Asiento entusiasmada. Leyre pone un pie fuera de la habitación con una sonrisa que ocupan prácticamente todo su rostro. Eligió el vestido beige el cual le sienta espectacular.

— Wow, Leyre — comento mientras corro a su lado. De pie frente al espejo, le acomodo el cabello dejándoselo suelo, diferente a como suele usarlo. — Irreconocible — le afirmo con una sonrisa.

— Gracias, Stella, por dejarme ser otra persona aunque sea por un momento.

— No tienes por qué dar las gracias. Yo no he hecho nada. Y con respecto a lo otro — comento con suspenso — no se termina aquí.

— ¿A qué te refieres?

No contesto a su pregunta. En su lugar, la sujeto del brazo arrastrándola hacia el pasillo oscuro, no sin antes decirle que se mantenga en silencio. En puntas de pie, bajamos las escaleras. Nadie se encuentra por los alrededores. El pasillo que da hacia la oficina de Maeyls está oscuro, como de costumbre. La puerta que lleva hacia la oficina del abogado está cerrada. Sin soltar el brazo de la chica, camino hacia la enorme puerta de madera que da hacia el jardín principal. Al llegar a ella, tanteo el pomo imaginando una nueva forma de salir en caso de que estuviera cerrada pero, para mi sorpresa, no lo está. Sonrío a Leyre en cuanto estamos del otro lado.
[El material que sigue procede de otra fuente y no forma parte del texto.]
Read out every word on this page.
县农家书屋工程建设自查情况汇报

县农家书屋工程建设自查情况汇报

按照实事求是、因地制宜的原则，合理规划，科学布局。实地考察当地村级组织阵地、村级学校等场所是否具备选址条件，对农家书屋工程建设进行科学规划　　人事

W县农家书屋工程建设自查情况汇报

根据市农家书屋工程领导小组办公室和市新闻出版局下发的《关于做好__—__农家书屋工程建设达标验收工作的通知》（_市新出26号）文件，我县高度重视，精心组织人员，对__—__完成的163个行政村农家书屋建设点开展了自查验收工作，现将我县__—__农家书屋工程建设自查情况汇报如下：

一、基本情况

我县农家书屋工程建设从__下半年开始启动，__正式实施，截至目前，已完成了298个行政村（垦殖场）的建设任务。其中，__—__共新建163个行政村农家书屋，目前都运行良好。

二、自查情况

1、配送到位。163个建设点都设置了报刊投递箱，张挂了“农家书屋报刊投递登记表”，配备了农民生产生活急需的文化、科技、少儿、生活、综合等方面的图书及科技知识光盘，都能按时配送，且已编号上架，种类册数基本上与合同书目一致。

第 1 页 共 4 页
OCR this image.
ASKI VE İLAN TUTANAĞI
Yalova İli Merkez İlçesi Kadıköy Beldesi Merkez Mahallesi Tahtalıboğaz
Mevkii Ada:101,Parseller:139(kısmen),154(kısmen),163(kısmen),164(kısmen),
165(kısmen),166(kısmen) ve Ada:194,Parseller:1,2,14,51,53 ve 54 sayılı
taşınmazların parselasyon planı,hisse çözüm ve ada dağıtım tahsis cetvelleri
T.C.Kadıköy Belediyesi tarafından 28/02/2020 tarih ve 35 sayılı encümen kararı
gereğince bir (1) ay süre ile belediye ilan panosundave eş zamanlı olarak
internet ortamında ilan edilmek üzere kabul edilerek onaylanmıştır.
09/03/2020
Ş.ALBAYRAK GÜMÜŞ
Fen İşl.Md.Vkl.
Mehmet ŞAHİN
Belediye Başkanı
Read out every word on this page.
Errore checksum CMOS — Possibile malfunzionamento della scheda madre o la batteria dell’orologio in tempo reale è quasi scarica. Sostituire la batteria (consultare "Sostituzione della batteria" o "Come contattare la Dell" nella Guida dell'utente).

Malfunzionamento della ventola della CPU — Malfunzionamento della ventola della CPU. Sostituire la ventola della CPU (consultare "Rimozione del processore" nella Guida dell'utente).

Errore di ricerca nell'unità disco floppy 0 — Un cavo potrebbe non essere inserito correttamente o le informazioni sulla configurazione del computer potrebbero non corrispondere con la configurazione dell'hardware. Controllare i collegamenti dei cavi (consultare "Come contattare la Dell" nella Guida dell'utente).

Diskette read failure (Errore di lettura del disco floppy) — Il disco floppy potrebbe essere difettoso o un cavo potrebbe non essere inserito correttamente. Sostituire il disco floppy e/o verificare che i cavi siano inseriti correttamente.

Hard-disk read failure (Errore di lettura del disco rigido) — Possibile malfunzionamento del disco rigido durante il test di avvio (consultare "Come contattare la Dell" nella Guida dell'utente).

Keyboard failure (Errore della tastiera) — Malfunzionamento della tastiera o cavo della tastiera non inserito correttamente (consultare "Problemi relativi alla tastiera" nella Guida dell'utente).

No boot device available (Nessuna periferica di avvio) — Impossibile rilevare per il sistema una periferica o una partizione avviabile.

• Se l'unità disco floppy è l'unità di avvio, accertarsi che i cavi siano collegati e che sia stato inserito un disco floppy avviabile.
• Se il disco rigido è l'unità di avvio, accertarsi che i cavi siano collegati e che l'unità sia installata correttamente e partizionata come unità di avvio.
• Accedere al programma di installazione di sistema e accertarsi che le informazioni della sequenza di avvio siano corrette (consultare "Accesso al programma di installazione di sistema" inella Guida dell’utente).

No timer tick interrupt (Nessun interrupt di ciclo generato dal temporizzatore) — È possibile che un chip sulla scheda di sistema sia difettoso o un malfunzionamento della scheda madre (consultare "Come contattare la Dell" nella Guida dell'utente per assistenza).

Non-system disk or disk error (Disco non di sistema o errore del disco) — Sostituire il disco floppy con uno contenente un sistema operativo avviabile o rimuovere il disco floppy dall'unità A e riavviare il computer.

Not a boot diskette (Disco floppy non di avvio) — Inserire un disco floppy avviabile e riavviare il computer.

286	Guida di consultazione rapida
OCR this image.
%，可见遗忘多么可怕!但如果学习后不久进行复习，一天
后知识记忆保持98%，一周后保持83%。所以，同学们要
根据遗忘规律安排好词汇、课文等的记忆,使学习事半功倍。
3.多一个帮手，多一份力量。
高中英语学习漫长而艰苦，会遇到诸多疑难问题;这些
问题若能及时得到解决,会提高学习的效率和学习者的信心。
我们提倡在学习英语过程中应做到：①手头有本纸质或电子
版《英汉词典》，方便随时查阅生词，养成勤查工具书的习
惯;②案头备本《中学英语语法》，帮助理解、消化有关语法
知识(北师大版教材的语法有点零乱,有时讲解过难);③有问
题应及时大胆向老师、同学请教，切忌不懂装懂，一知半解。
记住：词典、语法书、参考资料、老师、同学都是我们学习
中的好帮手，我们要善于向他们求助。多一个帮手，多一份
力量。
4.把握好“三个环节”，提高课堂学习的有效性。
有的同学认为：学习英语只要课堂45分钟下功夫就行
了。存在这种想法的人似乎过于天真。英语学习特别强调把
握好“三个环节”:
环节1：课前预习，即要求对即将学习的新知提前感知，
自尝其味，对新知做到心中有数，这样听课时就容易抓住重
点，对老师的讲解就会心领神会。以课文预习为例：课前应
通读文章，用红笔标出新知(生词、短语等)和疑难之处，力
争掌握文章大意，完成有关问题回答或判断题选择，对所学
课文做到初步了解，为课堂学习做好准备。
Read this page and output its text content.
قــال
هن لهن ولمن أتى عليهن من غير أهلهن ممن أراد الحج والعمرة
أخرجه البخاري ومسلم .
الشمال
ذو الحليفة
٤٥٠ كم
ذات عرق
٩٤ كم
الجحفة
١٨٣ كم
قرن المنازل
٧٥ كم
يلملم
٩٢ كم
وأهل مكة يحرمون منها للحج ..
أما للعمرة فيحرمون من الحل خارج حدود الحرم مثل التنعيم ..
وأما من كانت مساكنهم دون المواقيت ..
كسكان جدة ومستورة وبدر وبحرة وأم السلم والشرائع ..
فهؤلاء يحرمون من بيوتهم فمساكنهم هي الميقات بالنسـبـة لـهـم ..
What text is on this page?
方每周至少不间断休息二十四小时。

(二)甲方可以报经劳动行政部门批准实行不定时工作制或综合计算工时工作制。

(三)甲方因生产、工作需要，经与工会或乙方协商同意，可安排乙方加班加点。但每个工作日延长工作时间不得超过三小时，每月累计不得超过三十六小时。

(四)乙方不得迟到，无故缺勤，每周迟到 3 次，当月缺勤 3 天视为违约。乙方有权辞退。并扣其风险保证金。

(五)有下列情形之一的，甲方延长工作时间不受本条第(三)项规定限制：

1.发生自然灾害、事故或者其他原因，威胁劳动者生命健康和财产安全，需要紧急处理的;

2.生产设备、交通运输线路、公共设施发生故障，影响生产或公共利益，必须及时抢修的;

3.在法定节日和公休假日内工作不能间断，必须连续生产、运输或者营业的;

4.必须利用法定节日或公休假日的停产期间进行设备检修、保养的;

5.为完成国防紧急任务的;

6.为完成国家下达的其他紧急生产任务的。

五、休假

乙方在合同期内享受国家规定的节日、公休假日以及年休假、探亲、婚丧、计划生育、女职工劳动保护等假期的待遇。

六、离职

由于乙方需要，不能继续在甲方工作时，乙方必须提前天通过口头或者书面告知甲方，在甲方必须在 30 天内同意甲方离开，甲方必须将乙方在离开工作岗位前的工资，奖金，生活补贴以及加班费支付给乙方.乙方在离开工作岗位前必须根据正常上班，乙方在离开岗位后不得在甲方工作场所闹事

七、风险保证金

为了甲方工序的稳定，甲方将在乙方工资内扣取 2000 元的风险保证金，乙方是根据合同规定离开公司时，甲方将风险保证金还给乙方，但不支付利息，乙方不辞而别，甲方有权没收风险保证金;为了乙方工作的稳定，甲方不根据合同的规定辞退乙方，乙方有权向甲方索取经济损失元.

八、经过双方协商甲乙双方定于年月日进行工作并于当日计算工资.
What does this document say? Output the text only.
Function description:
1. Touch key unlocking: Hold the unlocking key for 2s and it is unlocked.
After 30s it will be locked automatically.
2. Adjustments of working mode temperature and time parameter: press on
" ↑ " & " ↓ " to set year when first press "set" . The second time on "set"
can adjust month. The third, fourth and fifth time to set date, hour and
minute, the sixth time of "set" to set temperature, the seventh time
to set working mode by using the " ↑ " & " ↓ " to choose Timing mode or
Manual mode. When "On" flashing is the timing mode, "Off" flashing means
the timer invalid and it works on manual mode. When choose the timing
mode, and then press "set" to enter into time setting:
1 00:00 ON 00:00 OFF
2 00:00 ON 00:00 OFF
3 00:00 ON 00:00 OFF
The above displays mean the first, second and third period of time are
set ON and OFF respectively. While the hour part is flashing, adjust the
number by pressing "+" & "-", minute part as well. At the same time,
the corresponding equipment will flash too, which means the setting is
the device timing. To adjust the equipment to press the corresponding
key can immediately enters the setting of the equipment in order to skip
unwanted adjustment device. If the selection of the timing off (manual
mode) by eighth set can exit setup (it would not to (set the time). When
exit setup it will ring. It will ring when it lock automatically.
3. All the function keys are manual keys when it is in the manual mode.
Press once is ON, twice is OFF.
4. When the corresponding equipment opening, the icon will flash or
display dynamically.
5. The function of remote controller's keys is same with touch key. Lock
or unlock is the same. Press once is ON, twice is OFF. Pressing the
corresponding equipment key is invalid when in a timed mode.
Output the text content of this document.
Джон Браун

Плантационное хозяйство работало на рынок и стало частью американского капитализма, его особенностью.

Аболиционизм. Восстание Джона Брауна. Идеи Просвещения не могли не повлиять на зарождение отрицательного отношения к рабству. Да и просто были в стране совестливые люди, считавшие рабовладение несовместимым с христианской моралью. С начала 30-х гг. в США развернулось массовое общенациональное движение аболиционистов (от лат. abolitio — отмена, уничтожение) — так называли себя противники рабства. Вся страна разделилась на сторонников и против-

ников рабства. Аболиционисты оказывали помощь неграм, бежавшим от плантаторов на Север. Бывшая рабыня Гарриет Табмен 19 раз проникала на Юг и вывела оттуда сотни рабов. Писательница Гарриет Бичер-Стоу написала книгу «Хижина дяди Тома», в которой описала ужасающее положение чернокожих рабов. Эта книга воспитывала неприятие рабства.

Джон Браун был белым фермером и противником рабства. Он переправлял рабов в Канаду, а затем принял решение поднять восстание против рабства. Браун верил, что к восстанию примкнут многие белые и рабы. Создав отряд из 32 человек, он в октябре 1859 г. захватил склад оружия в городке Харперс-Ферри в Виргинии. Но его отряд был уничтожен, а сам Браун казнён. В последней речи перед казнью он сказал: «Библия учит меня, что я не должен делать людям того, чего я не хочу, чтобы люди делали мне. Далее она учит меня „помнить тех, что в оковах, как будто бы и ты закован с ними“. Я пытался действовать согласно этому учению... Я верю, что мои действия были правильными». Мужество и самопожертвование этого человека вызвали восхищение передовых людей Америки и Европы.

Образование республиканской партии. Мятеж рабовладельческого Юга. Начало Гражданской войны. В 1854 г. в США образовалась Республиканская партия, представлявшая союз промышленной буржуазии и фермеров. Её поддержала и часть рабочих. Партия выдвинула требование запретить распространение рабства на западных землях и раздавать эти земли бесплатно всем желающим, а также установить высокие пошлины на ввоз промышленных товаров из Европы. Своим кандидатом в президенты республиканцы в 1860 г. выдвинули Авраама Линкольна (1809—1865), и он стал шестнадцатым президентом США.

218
— ¡Alto ahí! — se esucha un grito proveniente de una mujer. Maldigo en voz baja. — ¡Volteénse! — grita la misma voz. Me volteo lentamente con las manos sobre mi cabeza. Leyre permanece estática en su lugar. Veo como la guardia me apunta con un arma. Confundida, la mujer amaga bajar el arma pero se mantiene firme con los brazos a noventa grados del cuerpo. — ¿Qué están haciendo?

Muevo lentamente la cabeza encontrándome con Leyre aún de espalda. Para su alivio, la guardia no parece estar prestándole atención. Me pongo de pie en una postura firme, y cruzo los brazos a la altura del pecho.

— Estamos por saliendo. Es sábado a la noche. ¿A caso nadie sale en esta casa?

— Señorita Valls — murmura sin quitarme los ojos de encima. — No podemos dejarla salir de la mansión. Lo siento.

Indignada, doy un paso al frente. — ¿Quién dio tan infame orden?

— El señor Murphy.

¿Por qué haría eso? Arqueo las cejas aún sin querer apartar la mirada. La mujer me parecía conocida, pero no es hasta este momento en que me doy cuenta quién es: la guardia que me revisó la primera vez que puse un pie dentro de la mansión. No pasó mucho tiempo, pero ella está indudablemente diferente.

— ¿Es esto una cárcel? — indago haciendo un ademán que abarca toda la casa. — Hasta donde yo sé, no lo es, por lo tanto puedo entrar y salir cuántas veces me plazca.

No quiero recurri al argumento de que pronto seré su esposa. Todos los saben, y los que no, lo suponen. Después de todo lo que hicimos, no me volveré con la cabeza gacha.

— Lo siento. Sólo sigo órdenes. Y no debe salir de la casa, y menos sin compañía — recita la mujer sin miras de bajar el arma. Mi vista viaja del arma hacia su rostro unas cuantas veces. Ella parece darse cuenta de mi incomodidad y con un asentimiento de disculpa, la enfunda en su cintura.

— No me interesa quiénes dicen que puedo o no hacer en esta casa. Lo que si sé, es que puedo salir. Es más, lo haré en este mismo momento. — Sujeto a Leyre de la muñeca y juntas caminamos hacia la salida. Boquiabierta, la guardia queda de pie en el mismo sitio.